Ce qui importe de retenir est plutôt que, sur la base de l’information consultée et reçue, Mme Champagne avait l’intime conviction qu’elle était atteinte de symptômes persistants de la maladie de Lyme [...]. Son parcours médical et ses symptômes ont affecté son bien-être émotionnel et sa santé mentale , souligne-t-elle.

Amélie Champagne a notamment été dirigée vers un spécialiste en microbiologie et infectiologie du réseau public de la santé, mais n’a jamais réussi à obtenir de rendez-vous en raison des délais d’attente. Elle a fini par consulter au privé.

La coroner recommande ainsi de développer des trajectoires de soins performantes afin de permettre aux usagers ayant un diagnostic soupçonné ou avéré de maladie de Lyme [...] d’avoir accès en temps opportun à une prise en charge diagnostique et thérapeutique.  

Me Godin fait également remarquer que parmi les symptômes d’Amélie Champagne se cachait probablement un tableau anxieux et une souffrance émotionnelle. Cette souffrance a toutefois parfois été écartée par certains des professionnels qu’elle a consultés.

On se concentrait beaucoup sur ses symptômes physiques. Ça donne l’impression que parfois même, on se concentrait uniquement sur ses problèmes physiques et on espérait qu’en trouvant un traitement à ses problèmes physiques, on allait faire disparaître ses symptômes psychologiques. Par conséquent, on a laissé évoluer dans l’ombre ces symptômes psychologiques, a souligné la coroner en entrevue au Téléjournal Estrie

Elle a donc émis des recommandations liées à la santé mentale, dont celle de déployer de nouvelles actions adaptées aux jeunes filles, aux adolescentes et aux jeunes femmes afin de soulager leur détresse et prévenir les idées et comportements suicidaires et de sensibiliser et former davantage [les professionnels de la santé] aux enjeux psychologiques rencontrés par les patients ayant un diagnostic soupçonné ou avéré de diagnostic de maladie de Lyme

Le gouvernement assure être en action pour prévenir d’autres drames 

Invité à réagir au dépôt du rapport de Me Julie-Kim Godin, le ministre responsable des Services sociaux, Lionel Carmant, a dit avoir une pensée pour la famille. 

Il assure qu’il lira attentivement les conclusions de la coroner.

Je vais prendre le temps de bien analyser le rapport, mais clairement, comme les parents l’avaient dit lors de la commission, ils sont impressionnés par notre Plan d’action interministériel en santé mentale.

En janvier 2022, le caquiste a présenté un programme de plus d’un milliard de dollars sur cinq ans afin de réduire les listes d'attente pour les Québécois vivant des situations de crise ou devant conjuguer avec des troubles psychologiques. Ce dernier comprend 43 actions à mettre en place d’ici 2026.
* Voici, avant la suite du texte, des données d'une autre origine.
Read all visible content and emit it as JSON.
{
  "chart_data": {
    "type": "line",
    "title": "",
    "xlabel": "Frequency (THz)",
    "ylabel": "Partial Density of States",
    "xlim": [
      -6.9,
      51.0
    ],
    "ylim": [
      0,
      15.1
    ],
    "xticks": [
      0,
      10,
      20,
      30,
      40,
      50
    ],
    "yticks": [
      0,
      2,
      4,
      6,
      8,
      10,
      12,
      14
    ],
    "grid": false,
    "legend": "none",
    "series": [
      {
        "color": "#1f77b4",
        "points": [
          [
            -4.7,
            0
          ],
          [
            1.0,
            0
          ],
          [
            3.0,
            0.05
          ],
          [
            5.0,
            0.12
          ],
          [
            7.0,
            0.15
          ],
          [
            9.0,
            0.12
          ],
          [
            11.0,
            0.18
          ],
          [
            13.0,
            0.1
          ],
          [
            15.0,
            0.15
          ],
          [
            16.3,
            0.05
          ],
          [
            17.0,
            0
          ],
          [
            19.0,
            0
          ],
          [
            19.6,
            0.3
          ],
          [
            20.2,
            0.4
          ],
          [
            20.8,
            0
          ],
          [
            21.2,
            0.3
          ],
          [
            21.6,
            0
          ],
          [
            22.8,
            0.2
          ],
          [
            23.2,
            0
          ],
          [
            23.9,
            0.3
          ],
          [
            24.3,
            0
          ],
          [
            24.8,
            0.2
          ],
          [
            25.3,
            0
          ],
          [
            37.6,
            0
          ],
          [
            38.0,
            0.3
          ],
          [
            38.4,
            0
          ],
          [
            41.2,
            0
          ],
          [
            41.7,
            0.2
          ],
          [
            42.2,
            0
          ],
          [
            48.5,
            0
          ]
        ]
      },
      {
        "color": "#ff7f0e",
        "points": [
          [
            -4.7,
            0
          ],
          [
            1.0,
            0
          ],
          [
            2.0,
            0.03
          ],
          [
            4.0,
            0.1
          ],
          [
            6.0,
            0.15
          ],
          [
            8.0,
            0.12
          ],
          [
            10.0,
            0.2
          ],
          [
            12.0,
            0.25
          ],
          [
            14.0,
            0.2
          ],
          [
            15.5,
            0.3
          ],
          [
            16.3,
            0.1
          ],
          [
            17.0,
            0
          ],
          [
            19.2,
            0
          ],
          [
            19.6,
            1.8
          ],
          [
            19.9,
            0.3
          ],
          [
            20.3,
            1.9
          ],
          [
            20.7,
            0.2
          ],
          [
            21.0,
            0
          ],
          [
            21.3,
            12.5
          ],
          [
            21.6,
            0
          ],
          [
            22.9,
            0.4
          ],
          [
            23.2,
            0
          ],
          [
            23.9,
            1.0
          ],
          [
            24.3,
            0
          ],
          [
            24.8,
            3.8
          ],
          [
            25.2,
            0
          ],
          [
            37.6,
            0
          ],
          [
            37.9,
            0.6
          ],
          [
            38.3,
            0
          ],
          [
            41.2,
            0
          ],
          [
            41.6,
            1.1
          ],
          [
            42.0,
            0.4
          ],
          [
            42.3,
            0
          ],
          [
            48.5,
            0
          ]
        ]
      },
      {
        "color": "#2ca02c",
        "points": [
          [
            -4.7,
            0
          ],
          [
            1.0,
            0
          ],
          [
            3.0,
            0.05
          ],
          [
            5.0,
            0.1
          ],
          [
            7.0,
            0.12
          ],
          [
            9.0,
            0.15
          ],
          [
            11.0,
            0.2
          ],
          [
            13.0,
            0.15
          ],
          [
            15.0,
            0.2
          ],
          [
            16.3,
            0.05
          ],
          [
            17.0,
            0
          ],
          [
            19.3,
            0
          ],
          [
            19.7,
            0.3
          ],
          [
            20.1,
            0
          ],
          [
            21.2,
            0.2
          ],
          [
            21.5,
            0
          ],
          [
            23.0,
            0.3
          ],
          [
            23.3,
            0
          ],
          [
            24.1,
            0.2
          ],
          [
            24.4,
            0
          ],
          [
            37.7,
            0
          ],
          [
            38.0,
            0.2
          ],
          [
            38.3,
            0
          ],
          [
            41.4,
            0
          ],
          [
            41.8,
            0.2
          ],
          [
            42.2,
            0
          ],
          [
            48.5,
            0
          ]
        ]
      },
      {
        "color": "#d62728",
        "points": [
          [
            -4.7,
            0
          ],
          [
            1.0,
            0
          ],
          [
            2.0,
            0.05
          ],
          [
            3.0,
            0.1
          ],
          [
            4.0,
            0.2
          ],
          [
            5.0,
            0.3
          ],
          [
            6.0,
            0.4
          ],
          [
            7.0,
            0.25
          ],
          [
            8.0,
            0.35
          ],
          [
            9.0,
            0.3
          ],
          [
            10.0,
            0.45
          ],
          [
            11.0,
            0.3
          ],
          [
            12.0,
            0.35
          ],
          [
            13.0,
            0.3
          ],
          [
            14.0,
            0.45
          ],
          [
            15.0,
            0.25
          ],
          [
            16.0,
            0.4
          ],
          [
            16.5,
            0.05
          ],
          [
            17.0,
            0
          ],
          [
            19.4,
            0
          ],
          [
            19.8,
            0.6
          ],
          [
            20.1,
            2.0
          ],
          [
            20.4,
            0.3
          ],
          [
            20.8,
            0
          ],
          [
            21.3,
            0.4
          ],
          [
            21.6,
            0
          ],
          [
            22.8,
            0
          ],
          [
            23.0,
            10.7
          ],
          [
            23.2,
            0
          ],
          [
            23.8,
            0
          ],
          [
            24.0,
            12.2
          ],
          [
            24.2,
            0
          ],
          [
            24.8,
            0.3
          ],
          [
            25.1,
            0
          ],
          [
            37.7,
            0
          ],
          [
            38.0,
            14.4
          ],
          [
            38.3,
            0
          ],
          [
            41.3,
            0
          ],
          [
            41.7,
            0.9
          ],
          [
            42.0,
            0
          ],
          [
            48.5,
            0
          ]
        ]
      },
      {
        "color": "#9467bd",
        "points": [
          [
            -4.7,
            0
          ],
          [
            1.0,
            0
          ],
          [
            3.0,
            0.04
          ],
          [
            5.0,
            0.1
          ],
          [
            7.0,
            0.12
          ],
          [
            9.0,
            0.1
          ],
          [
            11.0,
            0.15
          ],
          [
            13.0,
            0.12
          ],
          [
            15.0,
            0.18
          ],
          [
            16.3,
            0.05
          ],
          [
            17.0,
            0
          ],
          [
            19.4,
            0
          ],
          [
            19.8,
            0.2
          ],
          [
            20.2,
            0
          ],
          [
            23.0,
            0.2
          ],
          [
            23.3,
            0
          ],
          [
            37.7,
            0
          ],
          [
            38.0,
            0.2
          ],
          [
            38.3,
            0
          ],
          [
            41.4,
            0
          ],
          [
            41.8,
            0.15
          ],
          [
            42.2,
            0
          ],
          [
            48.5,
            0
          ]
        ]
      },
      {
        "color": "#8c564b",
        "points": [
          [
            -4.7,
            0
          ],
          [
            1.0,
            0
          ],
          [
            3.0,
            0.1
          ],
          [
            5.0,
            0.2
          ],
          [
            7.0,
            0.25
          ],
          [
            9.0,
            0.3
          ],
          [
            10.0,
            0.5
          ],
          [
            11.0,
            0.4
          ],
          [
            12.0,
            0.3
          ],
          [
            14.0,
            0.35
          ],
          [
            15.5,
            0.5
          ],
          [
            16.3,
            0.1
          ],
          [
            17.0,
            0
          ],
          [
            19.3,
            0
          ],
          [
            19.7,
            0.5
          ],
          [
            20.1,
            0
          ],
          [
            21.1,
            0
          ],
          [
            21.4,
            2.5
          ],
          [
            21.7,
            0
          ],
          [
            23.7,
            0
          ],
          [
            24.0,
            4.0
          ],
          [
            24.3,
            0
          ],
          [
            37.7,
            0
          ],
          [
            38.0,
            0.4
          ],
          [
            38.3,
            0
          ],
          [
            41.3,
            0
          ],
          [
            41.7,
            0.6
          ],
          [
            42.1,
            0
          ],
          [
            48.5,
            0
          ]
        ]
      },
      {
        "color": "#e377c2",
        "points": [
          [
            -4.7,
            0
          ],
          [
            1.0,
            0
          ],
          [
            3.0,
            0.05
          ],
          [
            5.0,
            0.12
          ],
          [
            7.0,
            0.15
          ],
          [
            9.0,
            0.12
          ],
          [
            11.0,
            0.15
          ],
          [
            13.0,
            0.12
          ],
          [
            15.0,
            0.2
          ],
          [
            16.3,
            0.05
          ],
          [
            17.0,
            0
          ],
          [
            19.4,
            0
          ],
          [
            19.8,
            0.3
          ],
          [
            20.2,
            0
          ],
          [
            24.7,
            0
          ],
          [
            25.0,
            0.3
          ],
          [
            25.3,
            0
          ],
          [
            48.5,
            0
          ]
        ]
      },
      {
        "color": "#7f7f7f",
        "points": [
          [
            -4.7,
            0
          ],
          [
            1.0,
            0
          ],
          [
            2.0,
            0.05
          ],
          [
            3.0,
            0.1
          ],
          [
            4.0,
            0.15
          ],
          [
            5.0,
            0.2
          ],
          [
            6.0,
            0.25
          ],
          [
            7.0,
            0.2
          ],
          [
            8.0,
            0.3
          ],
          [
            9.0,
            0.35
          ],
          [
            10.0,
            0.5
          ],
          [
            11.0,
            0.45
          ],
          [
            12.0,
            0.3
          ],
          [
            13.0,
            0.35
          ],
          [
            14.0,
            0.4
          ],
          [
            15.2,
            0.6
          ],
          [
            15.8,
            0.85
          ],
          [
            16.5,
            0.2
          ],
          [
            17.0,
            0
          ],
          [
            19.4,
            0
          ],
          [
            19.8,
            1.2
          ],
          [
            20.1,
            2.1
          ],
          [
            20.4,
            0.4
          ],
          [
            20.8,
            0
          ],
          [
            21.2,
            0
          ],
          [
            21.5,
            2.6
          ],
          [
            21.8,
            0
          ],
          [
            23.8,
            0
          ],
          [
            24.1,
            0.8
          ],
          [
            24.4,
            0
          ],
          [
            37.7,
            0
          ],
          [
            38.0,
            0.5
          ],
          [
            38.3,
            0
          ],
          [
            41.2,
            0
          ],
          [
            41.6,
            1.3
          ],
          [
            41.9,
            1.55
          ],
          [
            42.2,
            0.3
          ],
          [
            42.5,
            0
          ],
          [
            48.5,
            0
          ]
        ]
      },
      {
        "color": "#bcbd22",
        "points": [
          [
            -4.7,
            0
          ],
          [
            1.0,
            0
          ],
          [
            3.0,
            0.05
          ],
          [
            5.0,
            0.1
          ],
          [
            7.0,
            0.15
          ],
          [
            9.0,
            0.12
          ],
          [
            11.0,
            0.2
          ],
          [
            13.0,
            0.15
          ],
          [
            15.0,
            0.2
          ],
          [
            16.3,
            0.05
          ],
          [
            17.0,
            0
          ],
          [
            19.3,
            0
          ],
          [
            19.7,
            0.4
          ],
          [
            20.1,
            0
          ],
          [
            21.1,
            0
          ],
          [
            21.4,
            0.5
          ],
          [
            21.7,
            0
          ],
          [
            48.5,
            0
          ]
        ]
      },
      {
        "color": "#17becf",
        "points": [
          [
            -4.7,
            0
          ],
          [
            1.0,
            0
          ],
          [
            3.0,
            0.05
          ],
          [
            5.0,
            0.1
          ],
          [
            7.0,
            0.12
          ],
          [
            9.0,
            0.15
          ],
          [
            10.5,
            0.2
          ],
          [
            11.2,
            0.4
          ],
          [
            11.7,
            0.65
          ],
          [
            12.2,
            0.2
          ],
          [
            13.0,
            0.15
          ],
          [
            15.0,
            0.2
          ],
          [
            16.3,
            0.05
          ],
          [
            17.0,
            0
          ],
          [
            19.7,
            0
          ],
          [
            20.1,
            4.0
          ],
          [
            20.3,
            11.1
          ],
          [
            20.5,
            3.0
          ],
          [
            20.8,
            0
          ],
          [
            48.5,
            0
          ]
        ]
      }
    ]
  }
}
Lionel Carmant soutient par ailleurs que son gouvernement se retrousse déjà les manches pour prévenir d’autres drames. Quand je regarde rapidement les recommandations, je pense qu’on est en action sur chacune d’entre elles, surtout avec les mesures de prévention à l’hospitalisation qui inclut un suivi personnalisé pour tous ceux qui se présentent à l’urgence et qui sont hospitalisés en santé mentale.

Le ministre souligne qu’il propose un virage complet dans les services en santé mentale en misant sur les services en communauté et en accompagnant les patients au départ de l’hôpital. Ça aurait peut-être fait une différence pour la vie d’Amélie si on avait eu ce plan-là en place , suppose-t-il.

Ce plan, qui doit être déployé dans l’ensemble du Québec, est en branle dans 14 établissements hospitaliers à l’heure actuelle.